Zeri si servì del piccolo schermo non per fare siparietti televisivi e sceneggiate in “quei programmi demenziali con tribune elettorali” (cosa che sembra andare molto di moda oggi), ma per raccontare agli italiani la storia dell’arte in maniera semplice, efficace, seria e appassionata. Nei numerosi video facilmente reperibili in rete emerge un personaggio sui generis, sempre scisso tra un registro alto e uno basso, tra il serio e il faceto, il sollazzo e il rigore, la parola aulica e ricercata e quella volgare e sguaiata, figlia di una romanità verace e fegatosa. Spiccano in questi video anche i suoi vestiari unici, anche qui tra l’elegante abito da buon signore e la vestaglia improbabile variopinta o in bicolore carcerario, con l’immancabile sigaro tra le dita.

La sua conoscenza e la sua impressionante erudizione spaziavano verso molti e variegati ambiti dello scibile umano, dalla botanica alla poesia, dall’epigrafia alla storia romana, passando per Dante e i romanzi gialli, il cinema e ovviamente la storia dell’arte stricto sensu. Un libro come “Dietro l’immagine” trasuda tutta questa cultura, ma lo fa in maniera comprensibile a tutti, merito raro e prezioso, e soprattutto lo fa in maniera leggera, divertita e mai seriosa.

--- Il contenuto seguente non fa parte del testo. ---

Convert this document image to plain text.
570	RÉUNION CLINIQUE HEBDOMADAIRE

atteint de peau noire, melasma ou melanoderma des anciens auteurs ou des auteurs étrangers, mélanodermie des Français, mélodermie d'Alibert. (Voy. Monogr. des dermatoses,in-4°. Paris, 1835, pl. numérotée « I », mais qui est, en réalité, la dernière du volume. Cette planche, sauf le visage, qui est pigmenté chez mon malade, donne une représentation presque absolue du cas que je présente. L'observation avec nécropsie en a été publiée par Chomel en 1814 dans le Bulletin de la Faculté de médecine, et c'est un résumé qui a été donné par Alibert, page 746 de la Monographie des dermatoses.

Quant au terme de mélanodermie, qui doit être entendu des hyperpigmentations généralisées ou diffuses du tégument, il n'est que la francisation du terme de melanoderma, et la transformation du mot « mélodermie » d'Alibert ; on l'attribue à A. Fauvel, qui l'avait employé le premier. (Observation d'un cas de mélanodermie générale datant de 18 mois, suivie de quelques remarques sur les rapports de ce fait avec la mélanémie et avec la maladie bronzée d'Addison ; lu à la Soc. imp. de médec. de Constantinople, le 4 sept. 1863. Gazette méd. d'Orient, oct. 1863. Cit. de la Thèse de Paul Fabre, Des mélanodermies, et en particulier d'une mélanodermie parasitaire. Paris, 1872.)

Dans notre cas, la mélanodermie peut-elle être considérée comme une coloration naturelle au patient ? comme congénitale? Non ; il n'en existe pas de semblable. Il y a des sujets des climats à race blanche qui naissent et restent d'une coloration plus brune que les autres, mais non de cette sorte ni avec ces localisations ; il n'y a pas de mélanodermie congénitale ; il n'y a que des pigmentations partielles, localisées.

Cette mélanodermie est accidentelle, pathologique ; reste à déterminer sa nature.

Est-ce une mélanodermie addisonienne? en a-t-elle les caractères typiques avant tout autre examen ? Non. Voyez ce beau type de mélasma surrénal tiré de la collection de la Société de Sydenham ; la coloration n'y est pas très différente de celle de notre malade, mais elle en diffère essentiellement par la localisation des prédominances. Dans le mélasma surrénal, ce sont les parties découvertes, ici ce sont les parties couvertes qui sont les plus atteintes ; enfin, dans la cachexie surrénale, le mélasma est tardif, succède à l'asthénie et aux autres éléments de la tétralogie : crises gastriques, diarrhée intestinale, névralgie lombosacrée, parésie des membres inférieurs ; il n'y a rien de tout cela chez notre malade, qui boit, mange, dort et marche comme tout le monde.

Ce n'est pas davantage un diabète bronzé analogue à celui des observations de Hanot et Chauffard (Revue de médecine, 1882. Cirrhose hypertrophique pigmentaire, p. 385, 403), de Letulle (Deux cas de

Serioso in effetti Zeri non lo fu mai, anzi, bisogna ricordare che fu un grande amante di scherzi e ghiribizzi; memorabile il racconto di quando da ragazzo, durante una villeggiatura nel paese abruzzese di Tagliacozzo, colorò la fontana principale di rosso sangue con del permanganato, facendo credere a tutta la borghesia romana che scialava ai tavolini in una domenica pomeriggio di essere davanti ad un evento miracoloso.

Il grande studioso fautore di scherzi formidabili e diabolici era lo stesso che frequentava poi principi, principesse e baronie varie, divi di Hollywood e grandi collezionisti, un uomo in grado di conversare con chiunque e su qualunque cosa, unico nella sua bizzarra essenza di saggio millantatore.

“Che un mio capello dal contatto serico, venga lasciato a Valeria Numerico

Che tutto il resto dei miei capelli venga lasciato a Barbara Palombelli

Che il mio naso dalle narici storte venga lasciato ai repubblicani di Orte

Che i miei occhi alla bellezza aperti vengano lasciati a Clea Galimberti

Che la mia bocca carnosa e sensuale venga lasciata a Claudia Cardinale”

(tratto da un programma televisivo in cui Zeri elencava un singolare testamento secondo il quale avrebbe donato parti del suo corpo a personaggi più o meno noti).